Department of Pediatric Surgery, University of Southern California, Los Angeles, CA 90027, USA.
J Pediatr Surg. 2009 Dec;44(12):2327-9. doi: 10.1016/j.jpedsurg.2009.07.059.
Inguinal hernias in infants and children may not be evident during visits to the pediatric surgeon's office. Preoperative photographic confirmation of the hernia may be helpful and accurate. This study retrospectively assesses the preoperative examination, photographic evidence, operative findings, and complications of these patients.
For a 30-month period, children with a history of a possible inguinal bulge were assessed by clinical examination. If no bulge was detected, the parents were given the option of sending a photograph to the surgeon. Patients underwent surgery based solely upon the history and definitive image.
For 30 months, 25 children were evaluated for inguinal pathology but had no hernia on clinical examination. Based solely upon the history and the digital image, 23 of these patients underwent surgery. All of the patients who were diagnosed with a hernia by history and imaging alone had an operatively confirmed hernia.
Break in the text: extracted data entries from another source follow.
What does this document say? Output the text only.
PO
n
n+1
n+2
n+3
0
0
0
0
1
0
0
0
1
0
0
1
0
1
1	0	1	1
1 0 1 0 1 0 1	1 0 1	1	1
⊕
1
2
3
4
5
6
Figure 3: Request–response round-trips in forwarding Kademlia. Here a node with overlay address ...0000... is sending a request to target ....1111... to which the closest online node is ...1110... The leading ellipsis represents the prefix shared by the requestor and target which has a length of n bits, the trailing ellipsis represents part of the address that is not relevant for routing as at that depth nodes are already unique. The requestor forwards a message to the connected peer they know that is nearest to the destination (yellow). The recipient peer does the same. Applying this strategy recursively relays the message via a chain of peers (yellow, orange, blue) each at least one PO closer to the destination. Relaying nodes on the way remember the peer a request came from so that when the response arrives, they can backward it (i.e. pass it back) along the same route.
The remaining 2 patients have not developed a hernia with continued observation.
Photographic images are a reliable way to document the presence and laterality of inguinal hernias. Reliance upon digital transmission of images avoids the need for repeat office visits, saving considerable physician and parental time and expense.
婴儿和儿童的腹股沟疝在就诊于小儿外科医生办公室时可能不明显。术前对疝的照相确认可能有助于准确诊断。本研究回顾性评估了这些患者的术前检查、照相证据、手术发现和并发症。
在 30 个月的时间内,对有腹股沟膨出史的儿童进行临床检查。如果未发现膨出,家长可以选择将照片发送给外科医生。仅根据病史和明确的图像,患者就接受了手术。
在 30 个月的时间里,有 25 名儿童因腹股沟疾病接受了评估,但临床检查无疝。仅根据病史和数字图像,其中 23 名患者接受了手术。所有仅根据病史和影像学诊断为疝的患者均经手术证实存在疝。其余 2 名患者继续观察,未出现疝。
照片是记录腹股沟疝存在和侧别的可靠方法。依靠数字图像传输可避免重复就诊,节省大量医生和家长的时间和费用。